Yes, when I’m inspired, I have my notes in my phone, a big chart of poster board paper on a wall at my house that I doodle on. It starts with many ideas that come based on experiences. There are times when I think about privilege. Then, I examine the privileges that I’ve had, and then I’ll write a note about privilege. The other day, I wrote about meritocracy. I started writing about that. Then, I started writing about my life as a man, as a husband, and as a father. Then, I’ll look to see if there are any themes in all of my thoughts. Typically, there are, and I try to string them together with quotes or transitional sentences to create a robust piece. 

Writing isn’t my strong suit, so I am the big-picture guy, and then, I have support in terms of editing and connecting things, having someone read it and ask probing questions, so that the project continues to build.

How many other books or stories do you have in progress right now?

That’s so funny because people are asking me about another book. The experience with the first book, and my only book, has been interesting. When I think about the process, there’s trepidation there. I’m trying to work past that. But, yes. The short answer is “yes.” And I need to write something around young men and how to educate them appropriately, how to discipline them. Something in that arena, because that’s the place I occupy with my non-profit. I can rise as the thought leader in this space because I’ve had so many experiences with the young men and edifying them, developing them. I really look forward to the project because I’m excited about this. This will be a how-to book. 

Do you view writing as a spiritual practice?

Absolutely. I think the work that writers do is to hold a mirror to society in many ways, and push society into a better place. I find it to be very spiritually edifying in many ways because you’re speaking to the masses, and the work that you do is going to enhance the lives of others in a tremendous way. 

What would your life look like if you didn’t write?

Interestingly enough, I thought that teaching was going to be something I did for the rest of my life. I thought that because it was something I love, that I would never let it go. But since writing the book, I decided I wasn’t going to teach anymore, that my life’s purpose was going to pivot me in a different direction. So, I would still be the founder and executive director of my non-profit, Kismet of Kings, but I probably wouldn’t have the notoriety or the spotlight for writing the book.
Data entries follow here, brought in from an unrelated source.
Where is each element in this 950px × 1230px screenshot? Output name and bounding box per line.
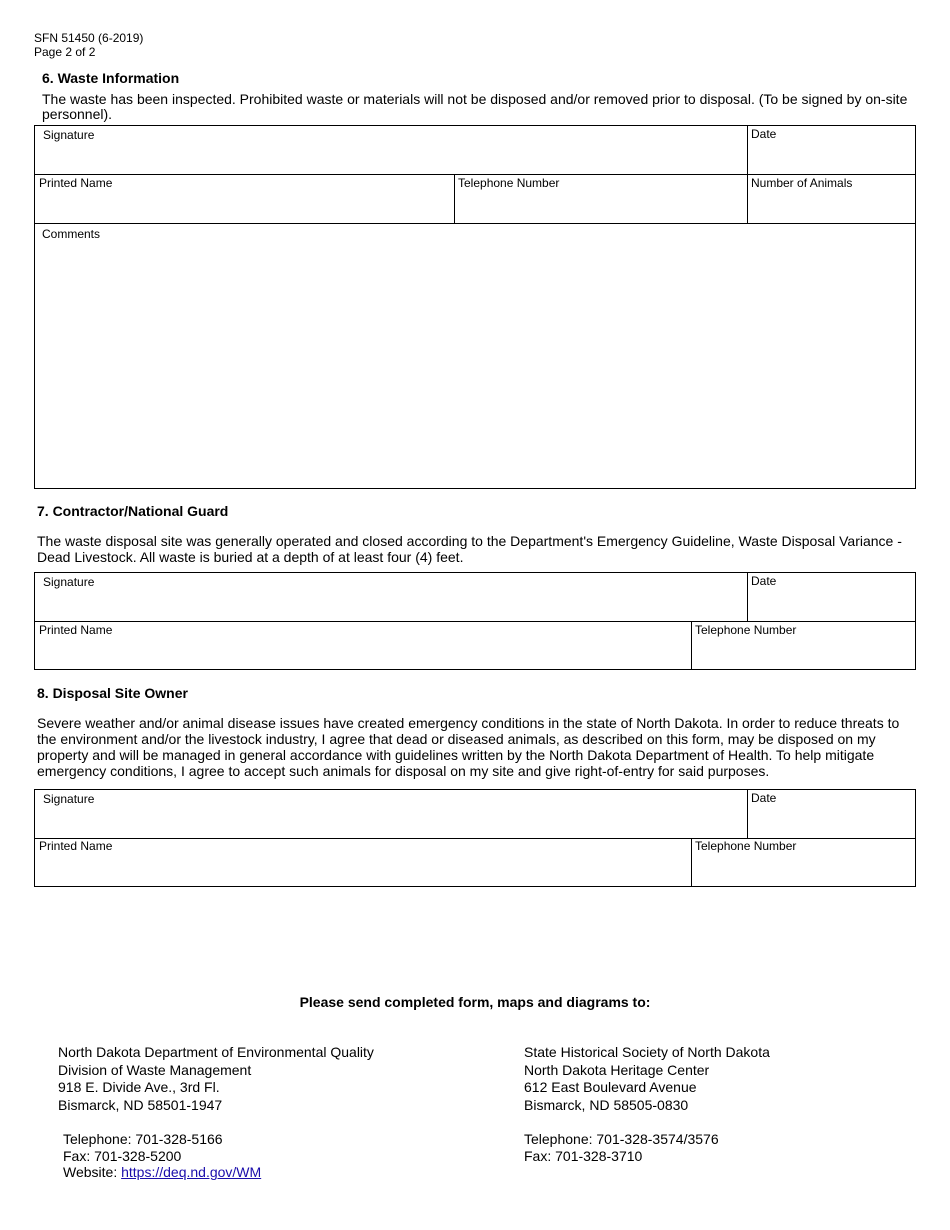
website-label: Website: — [63, 1164, 118, 1180]
section8-statement-line1: Severe weather and/or animal disease issues have created emergency conditions in the state of North Dakota. In order to reduce threats to — [37, 715, 900, 731]
right-fax: Fax: 701-328-3710 — [524, 1147, 643, 1164]
left-address-line1: North Dakota Department of Environmental Quality — [58, 1044, 374, 1060]
section7-printed-name-field[interactable]: Printed Name — [39, 623, 113, 637]
left-telephone: Telephone: 701-328-5166 — [63, 1131, 223, 1147]
left-contact-block — [63, 1131, 261, 1181]
left-address-line4: Bismarck, ND 58501-1947 — [58, 1096, 223, 1113]
section7-date-field[interactable]: Date — [751, 574, 777, 588]
left-address-block — [58, 1044, 374, 1114]
section6-date-divider — [747, 125, 748, 223]
section6-comments-field[interactable]: Comments — [42, 227, 101, 241]
send-to-heading: Please send completed form, maps and diagrams to: — [299, 994, 651, 1010]
section8-statement-line4: emergency conditions, I agree to accept such animals for disposal on my site and give right-of-entry for said purposes. — [37, 763, 770, 779]
section6-printed-name-field[interactable]: Printed Name — [39, 176, 113, 190]
section8-printed-name-field[interactable]: Printed Name — [39, 839, 113, 853]
section8-date-divider — [747, 789, 748, 838]
left-address-line2: Division of Waste Management — [58, 1061, 252, 1078]
section7-statement-line2: Dead Livestock. All waste is buried at a depth of at least four (4) feet. — [37, 549, 464, 565]
page-number: Page 2 of 2 — [34, 45, 96, 59]
section7-statement-line1: The waste disposal site was generally operated and closed according to the Department's Emergency Guideline, Waste Disposal Variance - — [37, 533, 902, 549]
form-number: SFN 51450 (6-2019) — [34, 31, 144, 45]
left-fax: Fax: 701-328-5200 — [63, 1147, 182, 1164]
section7-phone-divider — [691, 621, 692, 670]
section6-signature-field[interactable]: Signature — [43, 128, 95, 142]
right-address-line2: North Dakota Heritage Center — [524, 1061, 710, 1078]
section8-statement-line2: the environment and/or the livestock industry, I agree that dead or diseased animals, as described on this form, may be disposed on my — [37, 731, 876, 747]
section6-animals-field[interactable]: Number of Animals — [751, 176, 853, 190]
section6-divider-1 — [34, 174, 916, 175]
section6-telephone-field[interactable]: Telephone Number — [458, 176, 560, 190]
section6-statement-line1: The waste has been inspected. Prohibited waste or materials will not be disposed and/or removed prior to disposal. (To be signed by on-site — [42, 91, 908, 107]
section8-title: 8. Disposal Site Owner — [37, 685, 188, 701]
section8-signature-field[interactable]: Signature — [43, 792, 95, 806]
right-address-block — [524, 1044, 770, 1114]
section6-statement-line2: personnel). — [42, 106, 113, 122]
right-address-line3: 612 East Boulevard Avenue — [524, 1079, 697, 1095]
section7-divider — [34, 621, 916, 622]
left-website-row — [63, 1164, 261, 1181]
section7-telephone-field[interactable]: Telephone Number — [695, 623, 797, 637]
section8-phone-divider — [691, 838, 692, 887]
website-link[interactable]: https://deq.nd.gov/WM — [121, 1164, 262, 1180]
section8-statement-line3: property and will be managed in general accordance with guidelines written by the North Dakota Department of Health. To help mitigate — [37, 747, 875, 763]
section6-phone-divider — [454, 174, 455, 223]
section7-signature-field[interactable]: Signature — [43, 575, 95, 589]
section8-date-field[interactable]: Date — [751, 791, 777, 805]
section6-divider-2 — [34, 223, 916, 224]
section7-date-divider — [747, 572, 748, 621]
section6-date-field[interactable]: Date — [751, 127, 777, 141]
right-telephone: Telephone: 701-328-3574/3576 — [524, 1131, 719, 1147]
right-address-line1: State Historical Society of North Dakota — [524, 1044, 770, 1060]
left-address-line3: 918 E. Divide Ave., 3rd Fl. — [58, 1079, 220, 1095]
section7-title: 7. Contractor/National Guard — [37, 503, 229, 519]
section8-telephone-field[interactable]: Telephone Number — [695, 839, 797, 853]
section6-title: 6. Waste Information — [42, 70, 180, 86]
right-contact-block — [524, 1131, 719, 1164]
right-address-line4: Bismarck, ND 58505-0830 — [524, 1096, 689, 1113]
It would probably be about being a trailblazer in this arena with young men of color, particularly in urban settings. 

Why do you write?

I write because it is therapeutic for me. There are social ailments that make me think, “This could be better,” and so I write about it because I know that if I have an issue, or if I see that things could change, it’s probably something someone else has thought about or someone else needs. So, I write so that I can change the trajectory of the next generation so that they can dodge pitfalls that might cause them to fail. I think that my parents did the same for me. I think it’s our duty as a generation to do it for the next generation.